Axiomatic Causal Interventions for Reverse Engineering Relevance Computation in Neural Retrieval Models

TL;DR

The paper addresses the opacity of neural ranking models by introducing a causal-intervention framework that blends axiomatic IR with mechanistic interpretability. It adapts activation patching to retrieval, enabling causal localization of relevance criteria within a DistilBERT-based TAS-B encoder and testing adherence to the $TFC1$ term-frequency axiom. The key finding is that four attention heads (0.9, 1.6, 2.3, 3.8) encode the term-frequency signal and drive ranking via interactions across layers, with signals migrating to the CLS pooling in later layers. This work lays the groundwork for decomposing relevance into compositional components, informing safer deployment, model editing, and robustness against adversarial perturbations.

Abstract

Neural models have demonstrated remarkable performance across diverse ranking tasks. However, the processes and internal mechanisms along which they determine relevance are still largely unknown. Existing approaches for analyzing neural ranker behavior with respect to IR properties rely either on assessing overall model behavior or employing probing methods that may offer an incomplete understanding of causal mechanisms.
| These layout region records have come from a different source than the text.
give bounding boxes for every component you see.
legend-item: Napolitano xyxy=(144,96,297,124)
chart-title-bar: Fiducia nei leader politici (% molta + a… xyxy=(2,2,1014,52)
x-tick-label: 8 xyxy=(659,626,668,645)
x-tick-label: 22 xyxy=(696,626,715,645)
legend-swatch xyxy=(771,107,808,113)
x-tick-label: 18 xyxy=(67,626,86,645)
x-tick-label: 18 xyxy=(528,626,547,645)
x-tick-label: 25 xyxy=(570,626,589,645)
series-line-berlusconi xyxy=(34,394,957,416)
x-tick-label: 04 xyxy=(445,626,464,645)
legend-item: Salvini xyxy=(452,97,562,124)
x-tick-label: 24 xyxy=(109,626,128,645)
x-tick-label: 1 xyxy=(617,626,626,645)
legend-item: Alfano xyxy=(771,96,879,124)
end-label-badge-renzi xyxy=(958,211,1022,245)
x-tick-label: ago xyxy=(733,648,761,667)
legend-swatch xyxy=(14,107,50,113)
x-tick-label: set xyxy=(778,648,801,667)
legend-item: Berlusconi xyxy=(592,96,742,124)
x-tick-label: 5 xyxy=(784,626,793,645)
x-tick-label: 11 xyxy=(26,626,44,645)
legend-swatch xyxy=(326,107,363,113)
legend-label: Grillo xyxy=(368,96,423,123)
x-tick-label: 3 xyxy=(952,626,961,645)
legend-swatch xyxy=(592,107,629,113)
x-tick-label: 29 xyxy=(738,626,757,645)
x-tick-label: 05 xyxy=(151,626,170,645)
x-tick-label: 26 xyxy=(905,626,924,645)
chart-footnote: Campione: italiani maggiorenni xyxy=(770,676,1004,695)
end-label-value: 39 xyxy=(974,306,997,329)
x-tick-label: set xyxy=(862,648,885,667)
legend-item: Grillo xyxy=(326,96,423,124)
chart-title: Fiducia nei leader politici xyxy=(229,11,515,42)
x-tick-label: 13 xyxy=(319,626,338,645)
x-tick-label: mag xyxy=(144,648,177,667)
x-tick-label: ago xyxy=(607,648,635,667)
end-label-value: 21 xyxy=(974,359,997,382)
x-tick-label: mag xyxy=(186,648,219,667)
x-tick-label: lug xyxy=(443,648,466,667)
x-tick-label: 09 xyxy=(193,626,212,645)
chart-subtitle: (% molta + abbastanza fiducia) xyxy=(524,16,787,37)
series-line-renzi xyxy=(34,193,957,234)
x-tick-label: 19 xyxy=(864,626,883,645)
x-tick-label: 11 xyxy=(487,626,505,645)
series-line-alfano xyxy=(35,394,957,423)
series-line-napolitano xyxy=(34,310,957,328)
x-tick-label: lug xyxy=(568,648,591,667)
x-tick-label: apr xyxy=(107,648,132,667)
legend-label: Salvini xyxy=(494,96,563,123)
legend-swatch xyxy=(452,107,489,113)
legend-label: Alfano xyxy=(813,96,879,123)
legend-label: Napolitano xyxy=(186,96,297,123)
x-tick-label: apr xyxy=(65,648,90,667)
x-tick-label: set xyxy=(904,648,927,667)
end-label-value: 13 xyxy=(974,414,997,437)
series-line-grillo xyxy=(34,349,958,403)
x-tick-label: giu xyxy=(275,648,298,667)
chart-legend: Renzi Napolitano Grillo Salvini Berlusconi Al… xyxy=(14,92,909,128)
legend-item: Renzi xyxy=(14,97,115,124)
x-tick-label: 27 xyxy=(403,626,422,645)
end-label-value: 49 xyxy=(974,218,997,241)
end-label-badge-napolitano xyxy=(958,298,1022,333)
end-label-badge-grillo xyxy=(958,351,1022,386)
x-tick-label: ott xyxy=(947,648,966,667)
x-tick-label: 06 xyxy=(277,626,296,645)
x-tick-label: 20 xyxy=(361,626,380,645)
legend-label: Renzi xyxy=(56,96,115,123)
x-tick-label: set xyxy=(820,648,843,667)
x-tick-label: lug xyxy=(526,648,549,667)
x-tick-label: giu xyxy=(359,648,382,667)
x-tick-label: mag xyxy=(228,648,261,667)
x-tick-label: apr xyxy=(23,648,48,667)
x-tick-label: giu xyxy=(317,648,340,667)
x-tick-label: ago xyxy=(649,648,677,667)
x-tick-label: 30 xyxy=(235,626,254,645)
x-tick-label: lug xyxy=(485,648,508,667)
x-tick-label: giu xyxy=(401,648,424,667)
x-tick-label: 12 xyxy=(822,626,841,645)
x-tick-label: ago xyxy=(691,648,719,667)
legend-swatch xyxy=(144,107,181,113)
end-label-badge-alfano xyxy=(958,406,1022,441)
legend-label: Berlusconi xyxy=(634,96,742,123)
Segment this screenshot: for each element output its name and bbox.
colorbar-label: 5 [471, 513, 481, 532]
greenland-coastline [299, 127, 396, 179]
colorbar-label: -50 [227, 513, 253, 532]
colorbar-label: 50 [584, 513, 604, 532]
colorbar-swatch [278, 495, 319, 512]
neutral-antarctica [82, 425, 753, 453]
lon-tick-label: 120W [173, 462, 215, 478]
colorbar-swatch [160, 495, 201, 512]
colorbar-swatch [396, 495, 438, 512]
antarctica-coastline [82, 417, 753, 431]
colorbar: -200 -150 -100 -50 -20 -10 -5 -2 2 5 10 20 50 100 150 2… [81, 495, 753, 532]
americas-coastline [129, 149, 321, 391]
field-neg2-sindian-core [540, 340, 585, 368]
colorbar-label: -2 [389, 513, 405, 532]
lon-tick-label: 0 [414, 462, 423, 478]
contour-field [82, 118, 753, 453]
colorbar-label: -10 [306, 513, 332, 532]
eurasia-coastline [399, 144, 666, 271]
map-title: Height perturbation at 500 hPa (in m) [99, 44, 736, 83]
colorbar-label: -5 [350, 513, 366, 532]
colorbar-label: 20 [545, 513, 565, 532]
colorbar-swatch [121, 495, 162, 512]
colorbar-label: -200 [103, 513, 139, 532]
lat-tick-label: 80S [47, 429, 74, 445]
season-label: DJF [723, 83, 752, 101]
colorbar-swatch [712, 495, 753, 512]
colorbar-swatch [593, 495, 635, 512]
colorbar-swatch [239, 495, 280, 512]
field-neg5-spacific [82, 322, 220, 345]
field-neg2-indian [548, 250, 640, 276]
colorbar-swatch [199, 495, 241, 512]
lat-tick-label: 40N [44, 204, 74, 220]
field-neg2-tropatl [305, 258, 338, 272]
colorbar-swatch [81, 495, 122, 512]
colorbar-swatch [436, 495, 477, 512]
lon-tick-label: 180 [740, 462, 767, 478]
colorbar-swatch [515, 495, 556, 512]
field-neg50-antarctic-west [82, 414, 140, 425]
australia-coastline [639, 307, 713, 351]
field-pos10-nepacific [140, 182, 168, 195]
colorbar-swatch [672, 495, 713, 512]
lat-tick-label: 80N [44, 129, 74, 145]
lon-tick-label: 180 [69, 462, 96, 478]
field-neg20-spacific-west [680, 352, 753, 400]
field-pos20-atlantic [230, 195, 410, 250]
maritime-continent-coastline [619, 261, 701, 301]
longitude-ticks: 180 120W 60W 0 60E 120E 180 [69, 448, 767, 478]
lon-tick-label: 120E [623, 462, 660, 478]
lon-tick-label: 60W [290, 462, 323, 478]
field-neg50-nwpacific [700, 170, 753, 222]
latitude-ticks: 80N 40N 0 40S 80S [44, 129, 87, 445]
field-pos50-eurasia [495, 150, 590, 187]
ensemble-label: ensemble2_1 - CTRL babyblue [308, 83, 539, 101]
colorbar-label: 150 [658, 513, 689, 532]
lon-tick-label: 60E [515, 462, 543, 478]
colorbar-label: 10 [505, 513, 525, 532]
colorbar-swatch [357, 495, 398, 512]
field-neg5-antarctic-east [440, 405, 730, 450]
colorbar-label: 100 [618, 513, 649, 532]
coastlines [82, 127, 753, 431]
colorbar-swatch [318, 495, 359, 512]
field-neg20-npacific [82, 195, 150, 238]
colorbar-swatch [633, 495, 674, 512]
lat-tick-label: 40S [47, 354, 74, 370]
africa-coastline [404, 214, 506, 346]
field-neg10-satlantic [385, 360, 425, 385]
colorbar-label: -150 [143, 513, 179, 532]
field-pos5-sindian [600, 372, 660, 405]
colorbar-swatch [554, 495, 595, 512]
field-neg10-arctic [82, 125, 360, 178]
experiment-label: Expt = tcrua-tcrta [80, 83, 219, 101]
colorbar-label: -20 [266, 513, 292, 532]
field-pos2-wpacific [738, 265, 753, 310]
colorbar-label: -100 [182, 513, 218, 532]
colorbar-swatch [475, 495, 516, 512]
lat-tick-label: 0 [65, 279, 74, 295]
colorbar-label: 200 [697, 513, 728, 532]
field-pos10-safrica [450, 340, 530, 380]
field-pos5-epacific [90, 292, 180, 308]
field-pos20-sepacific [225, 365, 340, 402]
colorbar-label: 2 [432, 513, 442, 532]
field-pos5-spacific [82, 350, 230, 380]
To provide a more granular understanding of internal model decision-making processes, we propose the use of causal interventions to reverse engineer neural rankers, and demonstrate how mechanistic interpretability methods can be used to isolate components satisfying term-frequency axioms within a ranking model. We identify a group of attention heads that detect duplicate tokens in earlier layers of the model, then communicate with downstream heads to compute overall document relevance. More generally, we propose that this style of mechanistic analysis opens up avenues for reverse engineering the processes neural retrieval models use to compute relevance. This work aims to initiate granular interpretability efforts that will not only benefit retrieval model development and training, but ultimately ensure safer deployment of these models.

Figures (10)

• Figure 1: Top: Traditional transformer diagram depicting a linear information flow between blocks. Bottom: Non-sequential transformer diagram demonstrating read and write operations to an assumed common residual stream. Layernorms are not shown for simplicity.
• Figure 2: Activation patching setup for retrieval. In this example, a document pair is constructed to observe term frequency effects in the model. A perturbed document $X_{perturbed}$ (left) is created by injecting a selected query term ("Wellesley") at the end, and a baseline comparison document $X_{baseline}$ (right) is created by adding filler tokens to equalize document lengths. Each input is run through the model, with network components reading and writing information to their respective residual streams. In a third patched run, the model runs on $X_{baseline}$, and an activation (e.g., attention head output) from the cached $X_{perturbed}$ run is patched in. The model continues its run, with the residual stream now affected by the patch to produce a new ranking score.
• Figure 3: Example of a perturbed and baseline document pair for TFC1-I, labeled by token types.
• Figure 4: Results from patching into the residual stream at the start of each layer over all tokens positions in the document.
• Figure 5: TFC1-I residual stream patching results by location of term injection. The left shows results from the original patching setup, with the selected query term injected at the end of each document. On the right, selected query terms are injected at the beginning of the document.